The well engineered lies and propaganda perpetrated by European governments in the early decades of the twentieth century persuaded most citizens of those nations that war was necessary for national honor, leading to the tragedy of the first World War.  Here we have an unnecessary war which resulted in death, suffering, and disruption for millions of people.  Only after the suffering and deaths of entire generations of young men did people ask themselves what was the point of the war and mostly regretted getting sucked into the war fever generated by their own governments.

But in a few decades, in the 1930s, people’s memories of the tragedy of WWI had faded enough so that fascist governments in Europe could convince their citizens that, not only total war was necessary, but in the case of Germany and Central Europe, that the extermination of many humans living in their midst, was an acceptable national priority.  Hence, we had the tragedy of World War II on a global scale, with the additional features of the Nazi Holocaust, various genocides, and the start of the age of atomic bombs and nuclear warheads.  What lies, deception, and propaganda did Hitler and his Nazi order perpetrate on ordinary, decent-minded people to induce them to accept the barbarism and atrocities carried out in the name of national security and purification of the race!


Dare we say that maybe, just maybe, a healthy dose of skepticism and critical thinking on the part of ordinary people could have averted these tragedies?

In the United States …

 we did not carry out a systematic extermination of undesirable minorities in the twentieth century.  But long-held, false social and religious beliefs concerning Jews, Blacks and other minorities clouded much of the thinking of the majority of citizens and resulted in great social injustice for the victimized minorities.  These included the blight of anti-Semitism in many areas of society, the continuing segregation of Negroes in the South and the stamp of inferior status for various other minorities (e.g.

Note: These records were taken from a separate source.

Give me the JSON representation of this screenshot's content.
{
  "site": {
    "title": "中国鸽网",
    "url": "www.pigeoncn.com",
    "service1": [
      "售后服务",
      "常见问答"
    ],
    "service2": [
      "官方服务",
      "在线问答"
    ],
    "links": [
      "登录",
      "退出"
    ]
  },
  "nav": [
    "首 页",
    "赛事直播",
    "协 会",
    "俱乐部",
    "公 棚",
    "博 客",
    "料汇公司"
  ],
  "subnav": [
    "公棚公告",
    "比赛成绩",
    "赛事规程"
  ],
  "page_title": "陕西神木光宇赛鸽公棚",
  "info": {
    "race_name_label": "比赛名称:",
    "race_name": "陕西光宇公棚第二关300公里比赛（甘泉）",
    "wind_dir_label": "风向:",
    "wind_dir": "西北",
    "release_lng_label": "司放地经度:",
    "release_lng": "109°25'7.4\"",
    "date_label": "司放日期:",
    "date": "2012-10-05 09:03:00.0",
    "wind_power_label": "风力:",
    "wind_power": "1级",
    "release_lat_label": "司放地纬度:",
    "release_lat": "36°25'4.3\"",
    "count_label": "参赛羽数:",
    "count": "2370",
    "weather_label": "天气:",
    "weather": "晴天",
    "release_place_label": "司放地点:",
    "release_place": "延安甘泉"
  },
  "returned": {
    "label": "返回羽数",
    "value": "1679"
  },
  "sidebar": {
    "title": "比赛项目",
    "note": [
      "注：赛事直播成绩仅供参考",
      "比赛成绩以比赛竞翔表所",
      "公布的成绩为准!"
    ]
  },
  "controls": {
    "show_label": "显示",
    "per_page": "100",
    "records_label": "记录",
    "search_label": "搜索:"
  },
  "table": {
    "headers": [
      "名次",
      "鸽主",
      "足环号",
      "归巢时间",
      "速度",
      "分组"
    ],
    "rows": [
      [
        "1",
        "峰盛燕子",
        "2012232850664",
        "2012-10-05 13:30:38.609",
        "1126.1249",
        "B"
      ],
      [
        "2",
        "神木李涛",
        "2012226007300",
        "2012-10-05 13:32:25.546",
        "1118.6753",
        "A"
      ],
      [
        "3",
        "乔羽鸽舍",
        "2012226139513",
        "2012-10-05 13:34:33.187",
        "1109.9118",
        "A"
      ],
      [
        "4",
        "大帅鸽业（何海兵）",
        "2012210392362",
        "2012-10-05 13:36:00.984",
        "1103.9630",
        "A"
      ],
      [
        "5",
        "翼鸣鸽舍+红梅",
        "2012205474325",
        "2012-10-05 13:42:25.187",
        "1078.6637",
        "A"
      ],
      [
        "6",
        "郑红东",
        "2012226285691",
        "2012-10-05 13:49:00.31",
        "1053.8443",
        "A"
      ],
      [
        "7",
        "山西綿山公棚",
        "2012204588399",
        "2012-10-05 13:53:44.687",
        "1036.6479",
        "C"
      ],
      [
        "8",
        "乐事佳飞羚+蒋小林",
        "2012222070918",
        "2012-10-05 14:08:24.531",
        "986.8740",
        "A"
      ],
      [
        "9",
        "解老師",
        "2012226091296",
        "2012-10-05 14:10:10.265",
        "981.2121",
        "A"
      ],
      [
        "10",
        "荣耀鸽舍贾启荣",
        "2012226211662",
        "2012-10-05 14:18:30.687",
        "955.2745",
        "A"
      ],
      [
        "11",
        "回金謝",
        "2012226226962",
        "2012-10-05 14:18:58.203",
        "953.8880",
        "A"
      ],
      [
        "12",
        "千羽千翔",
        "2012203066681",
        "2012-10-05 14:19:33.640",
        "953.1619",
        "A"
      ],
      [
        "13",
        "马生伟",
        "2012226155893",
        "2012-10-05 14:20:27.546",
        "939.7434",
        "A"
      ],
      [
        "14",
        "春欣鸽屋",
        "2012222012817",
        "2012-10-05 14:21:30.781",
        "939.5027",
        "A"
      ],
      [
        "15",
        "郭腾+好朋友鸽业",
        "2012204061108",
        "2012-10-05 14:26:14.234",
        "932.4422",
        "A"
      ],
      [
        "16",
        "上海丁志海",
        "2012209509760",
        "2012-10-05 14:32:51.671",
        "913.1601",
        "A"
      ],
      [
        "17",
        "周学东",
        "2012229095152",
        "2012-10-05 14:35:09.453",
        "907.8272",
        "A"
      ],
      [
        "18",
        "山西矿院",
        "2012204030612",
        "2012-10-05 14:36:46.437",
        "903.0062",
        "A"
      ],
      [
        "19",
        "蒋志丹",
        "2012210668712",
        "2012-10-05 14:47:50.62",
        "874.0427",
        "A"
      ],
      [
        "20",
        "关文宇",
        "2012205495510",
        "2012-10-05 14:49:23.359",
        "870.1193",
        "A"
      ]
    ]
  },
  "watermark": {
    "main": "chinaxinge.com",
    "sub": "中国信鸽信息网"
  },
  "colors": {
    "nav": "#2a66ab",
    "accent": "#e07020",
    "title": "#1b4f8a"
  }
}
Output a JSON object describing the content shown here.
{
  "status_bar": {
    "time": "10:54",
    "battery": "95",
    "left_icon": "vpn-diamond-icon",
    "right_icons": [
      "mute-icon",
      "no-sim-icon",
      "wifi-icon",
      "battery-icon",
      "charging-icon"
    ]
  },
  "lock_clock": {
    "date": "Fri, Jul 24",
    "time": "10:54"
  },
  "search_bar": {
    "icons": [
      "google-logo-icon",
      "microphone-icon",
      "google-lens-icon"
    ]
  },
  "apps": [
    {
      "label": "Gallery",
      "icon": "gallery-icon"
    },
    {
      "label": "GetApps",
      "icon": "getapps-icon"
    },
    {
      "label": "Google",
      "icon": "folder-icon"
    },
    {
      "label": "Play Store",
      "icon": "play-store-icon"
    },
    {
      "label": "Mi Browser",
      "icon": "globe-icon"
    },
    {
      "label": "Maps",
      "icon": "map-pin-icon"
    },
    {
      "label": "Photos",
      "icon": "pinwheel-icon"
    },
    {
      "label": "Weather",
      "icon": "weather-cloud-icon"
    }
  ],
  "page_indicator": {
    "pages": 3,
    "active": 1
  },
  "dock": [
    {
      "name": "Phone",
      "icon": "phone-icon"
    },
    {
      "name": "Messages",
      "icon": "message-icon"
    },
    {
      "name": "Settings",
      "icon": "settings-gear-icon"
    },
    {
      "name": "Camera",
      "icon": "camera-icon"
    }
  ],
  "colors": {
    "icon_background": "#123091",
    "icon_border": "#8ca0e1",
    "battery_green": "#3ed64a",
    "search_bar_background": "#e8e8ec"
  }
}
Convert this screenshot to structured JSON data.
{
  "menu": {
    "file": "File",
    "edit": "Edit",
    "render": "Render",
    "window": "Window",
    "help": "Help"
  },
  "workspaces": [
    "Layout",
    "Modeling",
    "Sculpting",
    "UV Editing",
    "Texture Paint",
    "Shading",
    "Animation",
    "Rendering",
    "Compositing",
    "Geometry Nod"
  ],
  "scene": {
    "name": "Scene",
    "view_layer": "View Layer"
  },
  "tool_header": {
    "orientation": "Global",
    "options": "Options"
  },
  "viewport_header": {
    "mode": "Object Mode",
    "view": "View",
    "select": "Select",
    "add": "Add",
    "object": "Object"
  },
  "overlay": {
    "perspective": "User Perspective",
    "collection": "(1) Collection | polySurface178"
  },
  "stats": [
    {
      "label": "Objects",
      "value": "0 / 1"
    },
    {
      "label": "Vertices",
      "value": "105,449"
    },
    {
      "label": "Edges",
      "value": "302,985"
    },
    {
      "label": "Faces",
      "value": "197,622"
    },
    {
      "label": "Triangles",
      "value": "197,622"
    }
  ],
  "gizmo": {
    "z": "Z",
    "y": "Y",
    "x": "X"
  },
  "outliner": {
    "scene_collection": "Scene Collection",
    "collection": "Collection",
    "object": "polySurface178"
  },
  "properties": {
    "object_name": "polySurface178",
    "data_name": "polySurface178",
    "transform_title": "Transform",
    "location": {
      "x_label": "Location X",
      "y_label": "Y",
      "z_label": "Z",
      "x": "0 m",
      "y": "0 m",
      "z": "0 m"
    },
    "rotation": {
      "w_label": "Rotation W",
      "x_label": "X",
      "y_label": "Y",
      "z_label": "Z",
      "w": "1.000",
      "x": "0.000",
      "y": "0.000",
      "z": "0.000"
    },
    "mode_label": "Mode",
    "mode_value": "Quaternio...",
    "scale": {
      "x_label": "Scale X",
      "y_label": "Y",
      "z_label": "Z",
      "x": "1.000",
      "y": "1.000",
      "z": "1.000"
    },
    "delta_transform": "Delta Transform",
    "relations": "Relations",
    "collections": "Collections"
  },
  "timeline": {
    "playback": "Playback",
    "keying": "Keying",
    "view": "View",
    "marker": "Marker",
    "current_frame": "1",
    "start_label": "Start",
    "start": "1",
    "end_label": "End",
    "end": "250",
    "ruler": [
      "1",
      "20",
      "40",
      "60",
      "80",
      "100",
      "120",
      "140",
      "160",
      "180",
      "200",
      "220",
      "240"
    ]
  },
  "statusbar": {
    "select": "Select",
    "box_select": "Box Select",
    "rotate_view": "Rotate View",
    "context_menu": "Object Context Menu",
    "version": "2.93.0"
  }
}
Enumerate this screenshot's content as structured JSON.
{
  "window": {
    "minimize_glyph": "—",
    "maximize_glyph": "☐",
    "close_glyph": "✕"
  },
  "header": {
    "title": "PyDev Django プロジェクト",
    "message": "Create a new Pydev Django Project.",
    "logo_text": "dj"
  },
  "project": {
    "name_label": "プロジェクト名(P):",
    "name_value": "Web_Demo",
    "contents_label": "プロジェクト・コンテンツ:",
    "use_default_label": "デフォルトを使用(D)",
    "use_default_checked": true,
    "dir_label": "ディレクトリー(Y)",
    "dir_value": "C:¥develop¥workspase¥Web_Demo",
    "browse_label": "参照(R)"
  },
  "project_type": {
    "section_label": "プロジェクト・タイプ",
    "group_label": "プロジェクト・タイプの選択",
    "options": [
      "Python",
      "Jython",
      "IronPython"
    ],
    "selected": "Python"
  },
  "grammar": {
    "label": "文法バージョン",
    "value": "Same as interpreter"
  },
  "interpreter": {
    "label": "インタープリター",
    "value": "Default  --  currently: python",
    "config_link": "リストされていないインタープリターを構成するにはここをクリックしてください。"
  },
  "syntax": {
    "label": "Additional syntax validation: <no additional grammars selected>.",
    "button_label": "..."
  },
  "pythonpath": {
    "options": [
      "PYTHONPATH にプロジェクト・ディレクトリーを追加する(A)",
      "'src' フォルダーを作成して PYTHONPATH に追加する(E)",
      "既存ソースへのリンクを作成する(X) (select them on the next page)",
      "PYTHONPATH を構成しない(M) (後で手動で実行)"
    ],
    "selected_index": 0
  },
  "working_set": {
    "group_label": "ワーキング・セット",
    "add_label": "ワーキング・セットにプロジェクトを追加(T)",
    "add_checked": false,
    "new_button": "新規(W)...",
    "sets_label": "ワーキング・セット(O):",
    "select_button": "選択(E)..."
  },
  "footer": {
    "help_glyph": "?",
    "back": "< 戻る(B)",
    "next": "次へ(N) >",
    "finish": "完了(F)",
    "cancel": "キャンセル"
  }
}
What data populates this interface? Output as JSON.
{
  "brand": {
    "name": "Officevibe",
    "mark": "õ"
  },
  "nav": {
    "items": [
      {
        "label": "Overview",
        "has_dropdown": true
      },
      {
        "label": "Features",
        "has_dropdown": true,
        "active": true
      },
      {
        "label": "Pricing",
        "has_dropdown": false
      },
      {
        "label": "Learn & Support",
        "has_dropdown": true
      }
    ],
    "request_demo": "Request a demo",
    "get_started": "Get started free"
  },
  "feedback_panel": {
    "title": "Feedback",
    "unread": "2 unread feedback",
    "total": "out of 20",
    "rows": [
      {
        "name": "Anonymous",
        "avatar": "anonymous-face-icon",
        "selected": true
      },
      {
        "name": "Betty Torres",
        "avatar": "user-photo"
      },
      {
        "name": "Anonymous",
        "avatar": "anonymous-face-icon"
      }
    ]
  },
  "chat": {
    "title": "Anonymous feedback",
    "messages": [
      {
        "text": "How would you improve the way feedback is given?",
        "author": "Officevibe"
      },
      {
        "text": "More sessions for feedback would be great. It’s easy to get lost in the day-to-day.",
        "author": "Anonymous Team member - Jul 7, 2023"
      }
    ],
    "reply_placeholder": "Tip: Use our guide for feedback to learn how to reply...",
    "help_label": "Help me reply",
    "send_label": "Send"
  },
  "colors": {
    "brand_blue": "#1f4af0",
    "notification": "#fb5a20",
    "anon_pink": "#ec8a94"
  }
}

Native Americans, Mexican Americans, Asians).

In the 1940s, our government sent tens of thousands of Japanese-American citizens to relocation camps where they were incarcerated as criminals and subversives.  Again, the official propaganda and false beliefs of the majority of citizens resulted in great injustice for innocent victims.

In the 1950s we turned our attention to the communists:

The anti-communist scare and witch hunts of the early 1950s led by Senator McCarthy and the House Committee on Un-American Activities led  most people in the US into the false belief that subversive communists were active in many of our institutions.  This resulted in the persecution of many people of liberal and socialistic sympathies.  This happened as the cold war between the US and the Soviet Union was developing.  Mostly everyone, including our governmental officials, educational, and religious leaders, believed that the only thing that mattered in our foreign policy was the defense of the free world against communistic aggression.  This pattern of group thought,  resulting mostly from official propaganda,  had detrimental effect for both our domestic well being and international relations.


Maybe, just maybe, a healthy dose of skepticism and critical thinking on the part of ordinary citizens, instead of the usual embrace of fantasies and myths, could have averted these national pathologies?  Can we conclude at least this much?